J Am Acad Dermatol. 1988 Apr;18(4 Pt 1):693-701. doi: 10.1016/s0190-9622(88)70092-4.
Twenty-eight patients with vitiligo were treated with a new photochemotherapeutic regimen using khellin, a furanochromone, as photosensitizer, together with ultraviolet A (UVA) irradiation. Twenty-five patients received khellin orally and three patients were treated with topical khellin. Treatments were given three times weekly. As opposed to psoralens, khellin did not induce skin phototoxicity with UVA but it induced repigmentation similar to psoralens. The treatment success strongly depended on the number of treatments. More than 70% repigmentation was achieved in 41% of the patients who had received 100 to 200 treatments. This success rate is comparable to the rate obtained with psoralens. Seven patients experienced a mild elevation of liver transaminases within the early treatment phase and their treatments were discontinued. No long-term internal organ or skin toxicity was observed. The major advantage of khellin is that it does not lead to phototoxic skin erythema and thus can be considered safe for home treatment. Because of its photochemistry it may be considered less hazardous than psoralens regarding mutagenicity and carcinogenicity.

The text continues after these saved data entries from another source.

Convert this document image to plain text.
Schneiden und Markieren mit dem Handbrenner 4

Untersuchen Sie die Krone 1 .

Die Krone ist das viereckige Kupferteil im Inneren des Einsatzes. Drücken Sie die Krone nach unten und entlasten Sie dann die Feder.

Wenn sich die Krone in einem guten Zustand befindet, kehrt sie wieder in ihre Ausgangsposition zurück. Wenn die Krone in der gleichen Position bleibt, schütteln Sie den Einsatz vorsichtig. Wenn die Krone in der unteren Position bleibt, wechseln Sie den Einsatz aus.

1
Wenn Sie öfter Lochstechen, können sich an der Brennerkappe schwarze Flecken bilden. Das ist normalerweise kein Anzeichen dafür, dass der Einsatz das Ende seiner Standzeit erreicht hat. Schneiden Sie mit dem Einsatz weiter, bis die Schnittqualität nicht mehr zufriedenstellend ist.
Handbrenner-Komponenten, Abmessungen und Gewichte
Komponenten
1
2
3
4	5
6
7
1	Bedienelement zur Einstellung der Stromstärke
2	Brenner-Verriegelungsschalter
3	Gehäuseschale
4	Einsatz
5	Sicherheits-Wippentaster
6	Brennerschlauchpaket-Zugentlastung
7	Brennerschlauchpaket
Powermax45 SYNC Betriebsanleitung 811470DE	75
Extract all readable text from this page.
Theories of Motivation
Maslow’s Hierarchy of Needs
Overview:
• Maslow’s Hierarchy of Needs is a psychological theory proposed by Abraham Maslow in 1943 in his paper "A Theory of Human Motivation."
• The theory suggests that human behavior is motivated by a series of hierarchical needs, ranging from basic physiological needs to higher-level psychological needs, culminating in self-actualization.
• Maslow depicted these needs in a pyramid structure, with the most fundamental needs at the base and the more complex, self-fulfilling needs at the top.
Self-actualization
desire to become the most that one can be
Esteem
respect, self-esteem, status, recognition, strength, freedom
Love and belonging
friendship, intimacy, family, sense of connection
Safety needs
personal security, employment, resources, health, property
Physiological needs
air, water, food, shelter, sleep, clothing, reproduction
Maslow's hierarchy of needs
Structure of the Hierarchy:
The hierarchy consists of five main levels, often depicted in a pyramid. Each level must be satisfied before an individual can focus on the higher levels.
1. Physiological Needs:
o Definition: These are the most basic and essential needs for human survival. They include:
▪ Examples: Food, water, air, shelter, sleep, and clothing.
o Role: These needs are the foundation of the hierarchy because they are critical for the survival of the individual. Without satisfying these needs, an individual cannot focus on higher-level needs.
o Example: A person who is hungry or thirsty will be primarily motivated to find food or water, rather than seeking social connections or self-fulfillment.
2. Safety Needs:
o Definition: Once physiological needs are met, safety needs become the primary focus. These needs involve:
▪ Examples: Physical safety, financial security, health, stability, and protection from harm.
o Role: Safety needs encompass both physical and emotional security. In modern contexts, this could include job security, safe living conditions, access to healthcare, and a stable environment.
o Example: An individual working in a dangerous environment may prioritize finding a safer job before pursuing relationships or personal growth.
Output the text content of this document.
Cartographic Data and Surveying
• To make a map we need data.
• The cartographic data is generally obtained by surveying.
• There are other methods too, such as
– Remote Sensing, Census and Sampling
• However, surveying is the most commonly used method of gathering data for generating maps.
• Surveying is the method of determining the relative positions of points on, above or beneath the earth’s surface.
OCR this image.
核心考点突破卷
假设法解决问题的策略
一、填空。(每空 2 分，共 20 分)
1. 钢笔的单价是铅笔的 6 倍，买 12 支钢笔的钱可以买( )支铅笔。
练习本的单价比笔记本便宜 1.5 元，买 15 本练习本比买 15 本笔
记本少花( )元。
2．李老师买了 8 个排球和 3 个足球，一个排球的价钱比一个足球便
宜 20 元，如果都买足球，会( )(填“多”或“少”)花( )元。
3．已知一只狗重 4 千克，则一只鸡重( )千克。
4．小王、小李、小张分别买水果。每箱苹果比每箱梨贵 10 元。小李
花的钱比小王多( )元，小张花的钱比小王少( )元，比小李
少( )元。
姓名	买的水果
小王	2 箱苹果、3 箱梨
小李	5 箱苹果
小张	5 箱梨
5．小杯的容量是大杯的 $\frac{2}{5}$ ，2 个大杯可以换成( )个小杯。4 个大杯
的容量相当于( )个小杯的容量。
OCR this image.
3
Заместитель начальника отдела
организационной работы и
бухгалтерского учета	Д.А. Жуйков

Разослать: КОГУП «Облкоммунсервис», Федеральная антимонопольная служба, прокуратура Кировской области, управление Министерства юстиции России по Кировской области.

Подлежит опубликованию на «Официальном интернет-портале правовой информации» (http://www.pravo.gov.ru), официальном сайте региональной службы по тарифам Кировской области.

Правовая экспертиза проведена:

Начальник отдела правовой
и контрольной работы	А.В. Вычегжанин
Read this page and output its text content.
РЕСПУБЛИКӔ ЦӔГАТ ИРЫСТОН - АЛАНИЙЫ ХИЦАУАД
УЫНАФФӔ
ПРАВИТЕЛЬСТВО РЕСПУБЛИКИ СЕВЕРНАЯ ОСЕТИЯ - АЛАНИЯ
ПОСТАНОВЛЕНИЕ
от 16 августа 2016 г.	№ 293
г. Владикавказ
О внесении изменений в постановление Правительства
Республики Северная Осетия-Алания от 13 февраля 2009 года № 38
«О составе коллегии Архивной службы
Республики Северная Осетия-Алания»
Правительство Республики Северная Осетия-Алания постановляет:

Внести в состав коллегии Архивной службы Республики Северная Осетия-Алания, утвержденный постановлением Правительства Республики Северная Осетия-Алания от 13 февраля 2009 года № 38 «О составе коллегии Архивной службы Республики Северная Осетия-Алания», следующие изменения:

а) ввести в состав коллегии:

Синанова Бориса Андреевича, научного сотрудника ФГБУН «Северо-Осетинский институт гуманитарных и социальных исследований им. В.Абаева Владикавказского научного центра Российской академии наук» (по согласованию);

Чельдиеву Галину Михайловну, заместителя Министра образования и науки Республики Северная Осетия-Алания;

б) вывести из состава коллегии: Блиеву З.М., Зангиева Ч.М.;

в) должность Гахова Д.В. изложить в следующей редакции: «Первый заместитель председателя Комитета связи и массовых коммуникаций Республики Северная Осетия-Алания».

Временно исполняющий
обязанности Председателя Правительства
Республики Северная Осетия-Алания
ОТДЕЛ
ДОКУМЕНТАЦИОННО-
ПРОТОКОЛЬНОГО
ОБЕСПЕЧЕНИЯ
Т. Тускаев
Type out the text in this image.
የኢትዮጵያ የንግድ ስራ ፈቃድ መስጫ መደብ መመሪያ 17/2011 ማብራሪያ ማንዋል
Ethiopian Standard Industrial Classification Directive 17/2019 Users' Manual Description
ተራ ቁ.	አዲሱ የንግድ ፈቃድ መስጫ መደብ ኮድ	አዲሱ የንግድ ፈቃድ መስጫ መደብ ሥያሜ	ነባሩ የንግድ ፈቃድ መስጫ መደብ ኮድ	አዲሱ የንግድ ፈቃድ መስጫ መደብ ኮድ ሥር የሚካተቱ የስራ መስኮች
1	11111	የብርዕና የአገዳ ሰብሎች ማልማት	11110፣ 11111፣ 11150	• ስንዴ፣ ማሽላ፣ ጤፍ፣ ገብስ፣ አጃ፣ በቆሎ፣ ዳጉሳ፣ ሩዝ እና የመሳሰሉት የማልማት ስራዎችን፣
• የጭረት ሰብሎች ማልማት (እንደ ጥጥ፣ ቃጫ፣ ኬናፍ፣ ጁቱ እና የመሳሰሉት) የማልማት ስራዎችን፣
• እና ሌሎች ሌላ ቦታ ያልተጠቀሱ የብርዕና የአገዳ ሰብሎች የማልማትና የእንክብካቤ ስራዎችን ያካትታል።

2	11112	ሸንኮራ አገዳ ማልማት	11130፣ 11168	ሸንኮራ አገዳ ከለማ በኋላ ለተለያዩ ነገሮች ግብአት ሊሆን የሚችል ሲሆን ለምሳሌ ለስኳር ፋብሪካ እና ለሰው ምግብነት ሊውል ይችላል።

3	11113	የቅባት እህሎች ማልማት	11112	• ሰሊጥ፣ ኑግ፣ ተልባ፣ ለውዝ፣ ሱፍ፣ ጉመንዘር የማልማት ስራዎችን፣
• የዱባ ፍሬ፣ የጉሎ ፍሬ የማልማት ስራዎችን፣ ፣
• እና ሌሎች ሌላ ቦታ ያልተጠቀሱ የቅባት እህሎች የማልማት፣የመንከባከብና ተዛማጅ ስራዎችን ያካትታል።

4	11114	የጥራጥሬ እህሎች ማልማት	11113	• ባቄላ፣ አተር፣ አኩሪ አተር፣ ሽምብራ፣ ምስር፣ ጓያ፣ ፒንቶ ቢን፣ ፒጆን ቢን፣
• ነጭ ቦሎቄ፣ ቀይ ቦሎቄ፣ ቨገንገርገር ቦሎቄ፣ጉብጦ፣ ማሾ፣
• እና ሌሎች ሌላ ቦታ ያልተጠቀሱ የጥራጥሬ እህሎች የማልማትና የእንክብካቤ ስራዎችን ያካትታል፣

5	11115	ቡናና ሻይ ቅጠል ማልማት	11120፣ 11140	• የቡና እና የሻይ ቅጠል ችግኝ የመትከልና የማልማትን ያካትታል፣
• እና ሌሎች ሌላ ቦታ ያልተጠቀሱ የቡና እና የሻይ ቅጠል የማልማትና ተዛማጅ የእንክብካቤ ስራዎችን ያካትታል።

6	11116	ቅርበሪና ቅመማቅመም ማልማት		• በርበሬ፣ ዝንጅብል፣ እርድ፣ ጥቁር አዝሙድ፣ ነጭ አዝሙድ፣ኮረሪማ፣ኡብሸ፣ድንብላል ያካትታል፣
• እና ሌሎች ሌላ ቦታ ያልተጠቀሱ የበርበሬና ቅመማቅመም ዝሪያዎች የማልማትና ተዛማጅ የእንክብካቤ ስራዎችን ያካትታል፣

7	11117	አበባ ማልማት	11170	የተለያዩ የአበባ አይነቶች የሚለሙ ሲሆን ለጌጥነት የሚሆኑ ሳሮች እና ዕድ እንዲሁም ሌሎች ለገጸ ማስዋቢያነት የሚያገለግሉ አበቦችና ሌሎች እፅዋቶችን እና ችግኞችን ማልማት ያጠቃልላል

28例白癜风患者采用一种新的光化学疗法进行治疗,该疗法使用呋喃色酮凯林作为光敏剂,并联合紫外线A(UVA)照射。25例患者口服凯林,3例患者采用凯林外用治疗。治疗每周进行3次。与补骨脂素不同,凯林与UVA联合使用时不会引起皮肤光毒性,但它能诱导色素沉着,效果与补骨脂素相似。治疗效果很大程度上取决于治疗次数。在接受了100至200次治疗的患者中,41%实现了超过70%的色素沉着。这一成功率与补骨脂素治疗的成功率相当。7例患者在治疗早期出现轻度肝转氨酶升高,随后停止治疗。未观察到长期的内脏器官或皮肤毒性。凯林的主要优点是不会导致光毒性皮肤红斑,因此可认为在家中治疗是安全的。由于其光化学性质,在致突变性和致癌性方面,它可能比补骨脂素危害更小。